Former Obama White House counsel Greg Craig was indicted Thursday on two counts of making false statements about work for clients in Ukraine in a case stemming from Special Counsel Robert Mueller's Russia investigation.

Craig served under President Barack Obama from 2009 to 2010 and is a prominent Democratic attorney. He faces up to five years in prison for each count of lying and hiding information about his work, according to CNBC.

Craig was charged by the Justice Department's Foreign Agents Registration Act unit. CNN reported the statute of limitations for the original investigation subject—failing to register as a foreign agent—had expired.

"The purpose of FARA is to prevent covert influence by foreign principals," the indictment read. "Proper registration under the statute allows the U.S. government and the American people to evaluate the statements and activities of individuals who are serving as agents of foreign principals."

In anticipation of the indictments, Craig's attorneys William Taylor III and William Murphy released a statement Wednesday saying he was innocent and a victim of prosecutorial malfeasance.

"Mr. Craig is not guilty of any charge and the government's stubborn insistence on prosecuting Mr. Craig is a misguided abuse of prosecutorial discretion," they said.

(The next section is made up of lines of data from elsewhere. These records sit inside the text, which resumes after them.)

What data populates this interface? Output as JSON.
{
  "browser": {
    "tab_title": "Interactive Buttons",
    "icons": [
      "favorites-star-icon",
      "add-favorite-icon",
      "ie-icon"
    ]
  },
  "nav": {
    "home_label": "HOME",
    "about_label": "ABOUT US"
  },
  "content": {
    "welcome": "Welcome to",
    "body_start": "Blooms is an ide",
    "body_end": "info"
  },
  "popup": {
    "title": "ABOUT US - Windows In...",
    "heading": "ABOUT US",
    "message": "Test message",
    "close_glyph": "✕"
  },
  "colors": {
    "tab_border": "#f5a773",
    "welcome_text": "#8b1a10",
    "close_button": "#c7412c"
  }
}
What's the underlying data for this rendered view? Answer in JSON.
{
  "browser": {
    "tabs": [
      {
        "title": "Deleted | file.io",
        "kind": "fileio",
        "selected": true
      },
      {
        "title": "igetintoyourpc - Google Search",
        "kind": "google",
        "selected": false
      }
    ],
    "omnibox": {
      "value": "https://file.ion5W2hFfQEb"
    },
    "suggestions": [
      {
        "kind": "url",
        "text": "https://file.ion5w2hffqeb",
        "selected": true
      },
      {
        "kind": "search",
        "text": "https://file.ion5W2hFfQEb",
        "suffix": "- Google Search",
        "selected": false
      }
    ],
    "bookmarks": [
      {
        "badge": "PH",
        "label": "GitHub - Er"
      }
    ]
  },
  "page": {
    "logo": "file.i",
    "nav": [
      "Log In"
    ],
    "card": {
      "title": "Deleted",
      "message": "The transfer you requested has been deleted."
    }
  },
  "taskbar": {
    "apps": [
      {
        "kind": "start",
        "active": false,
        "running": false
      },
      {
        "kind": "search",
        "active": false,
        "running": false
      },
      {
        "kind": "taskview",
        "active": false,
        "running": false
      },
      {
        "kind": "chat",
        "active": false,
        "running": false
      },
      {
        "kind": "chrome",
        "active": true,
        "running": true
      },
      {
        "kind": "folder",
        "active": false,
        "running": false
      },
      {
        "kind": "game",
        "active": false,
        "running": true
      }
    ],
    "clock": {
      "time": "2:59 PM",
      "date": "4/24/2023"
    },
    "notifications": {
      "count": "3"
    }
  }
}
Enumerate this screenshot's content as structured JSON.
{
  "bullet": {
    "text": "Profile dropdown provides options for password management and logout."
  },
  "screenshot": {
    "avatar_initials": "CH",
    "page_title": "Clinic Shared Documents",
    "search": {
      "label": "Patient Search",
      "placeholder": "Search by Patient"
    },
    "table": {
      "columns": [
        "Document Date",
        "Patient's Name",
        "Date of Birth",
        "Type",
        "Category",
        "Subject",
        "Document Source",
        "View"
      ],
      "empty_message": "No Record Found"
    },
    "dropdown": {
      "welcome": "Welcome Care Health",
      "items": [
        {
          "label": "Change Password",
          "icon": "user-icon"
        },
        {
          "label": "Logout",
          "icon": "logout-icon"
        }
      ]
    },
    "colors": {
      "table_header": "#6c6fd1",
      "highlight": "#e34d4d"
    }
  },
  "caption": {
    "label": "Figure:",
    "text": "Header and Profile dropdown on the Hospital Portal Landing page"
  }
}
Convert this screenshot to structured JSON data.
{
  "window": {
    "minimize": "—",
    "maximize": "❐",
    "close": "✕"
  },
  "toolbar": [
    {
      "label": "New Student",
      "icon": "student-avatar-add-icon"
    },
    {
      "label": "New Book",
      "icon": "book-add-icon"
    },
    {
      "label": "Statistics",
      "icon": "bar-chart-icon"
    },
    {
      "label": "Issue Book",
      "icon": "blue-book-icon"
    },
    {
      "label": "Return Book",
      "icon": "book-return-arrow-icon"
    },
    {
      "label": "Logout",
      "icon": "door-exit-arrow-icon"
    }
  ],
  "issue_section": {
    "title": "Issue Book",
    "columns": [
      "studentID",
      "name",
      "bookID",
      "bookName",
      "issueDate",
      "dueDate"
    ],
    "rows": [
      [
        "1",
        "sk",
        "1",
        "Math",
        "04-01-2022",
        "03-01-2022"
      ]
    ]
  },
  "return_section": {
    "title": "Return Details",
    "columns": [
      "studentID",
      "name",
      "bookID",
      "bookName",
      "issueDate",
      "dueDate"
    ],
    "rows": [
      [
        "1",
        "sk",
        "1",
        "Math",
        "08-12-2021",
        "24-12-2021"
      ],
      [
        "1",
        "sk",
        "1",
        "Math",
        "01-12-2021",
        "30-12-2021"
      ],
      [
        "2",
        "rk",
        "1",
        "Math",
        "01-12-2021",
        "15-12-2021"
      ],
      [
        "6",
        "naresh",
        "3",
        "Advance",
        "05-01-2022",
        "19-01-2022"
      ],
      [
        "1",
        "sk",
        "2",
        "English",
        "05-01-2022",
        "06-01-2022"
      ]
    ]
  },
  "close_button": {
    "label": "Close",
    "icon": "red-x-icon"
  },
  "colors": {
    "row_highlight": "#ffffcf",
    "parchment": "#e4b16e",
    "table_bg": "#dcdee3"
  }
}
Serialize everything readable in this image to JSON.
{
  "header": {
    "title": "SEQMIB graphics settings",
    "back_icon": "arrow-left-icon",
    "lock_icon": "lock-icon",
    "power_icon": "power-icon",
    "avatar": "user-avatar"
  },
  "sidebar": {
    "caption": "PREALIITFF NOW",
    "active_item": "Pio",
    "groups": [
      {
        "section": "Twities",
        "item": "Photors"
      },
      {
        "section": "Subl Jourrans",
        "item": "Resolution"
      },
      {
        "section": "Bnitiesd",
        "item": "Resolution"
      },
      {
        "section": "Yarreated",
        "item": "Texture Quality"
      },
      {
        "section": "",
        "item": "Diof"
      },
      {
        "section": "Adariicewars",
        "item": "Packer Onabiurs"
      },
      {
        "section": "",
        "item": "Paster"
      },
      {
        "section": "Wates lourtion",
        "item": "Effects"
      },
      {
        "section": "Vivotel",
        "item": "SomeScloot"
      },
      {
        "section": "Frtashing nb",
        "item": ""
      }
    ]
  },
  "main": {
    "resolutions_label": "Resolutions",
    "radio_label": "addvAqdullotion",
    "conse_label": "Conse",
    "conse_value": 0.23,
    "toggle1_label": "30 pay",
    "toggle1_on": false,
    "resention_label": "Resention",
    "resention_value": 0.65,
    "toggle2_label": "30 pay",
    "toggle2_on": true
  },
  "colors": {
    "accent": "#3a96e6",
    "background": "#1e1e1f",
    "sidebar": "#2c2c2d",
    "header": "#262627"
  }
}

Prosecutors allege Craig lied to the special counsel's office in 2017 about the nature of his firm's work for then-pro-Russia forces in Ukraine in 2012. In an arrangement spearheaded by future Donald Trump campaign chairman and convicted felon Paul Manafaort, Craig and his firm Skadden-Arps did work for Ukraine's Ministry of Justice beginning that year.

CNN reports:

The issue that has been under examination has to do with contact Craig made in late 2012 with several newspaper reporters at the time of the public release of a report he had written for Skadden's client, the Ukranian Ministry of Justice, on the trial of Yulia Tymoshenko, a former prime minister of Ukraine.

The inquiry from prosecutors has concerned whether Craig had contacted reporters on behalf of Ukraine to distribute the report to them and whether he had subsequently provided false information to the Justice Department's Foreign Agents Registration Act unit when he met with representatives from the unit in October 2013.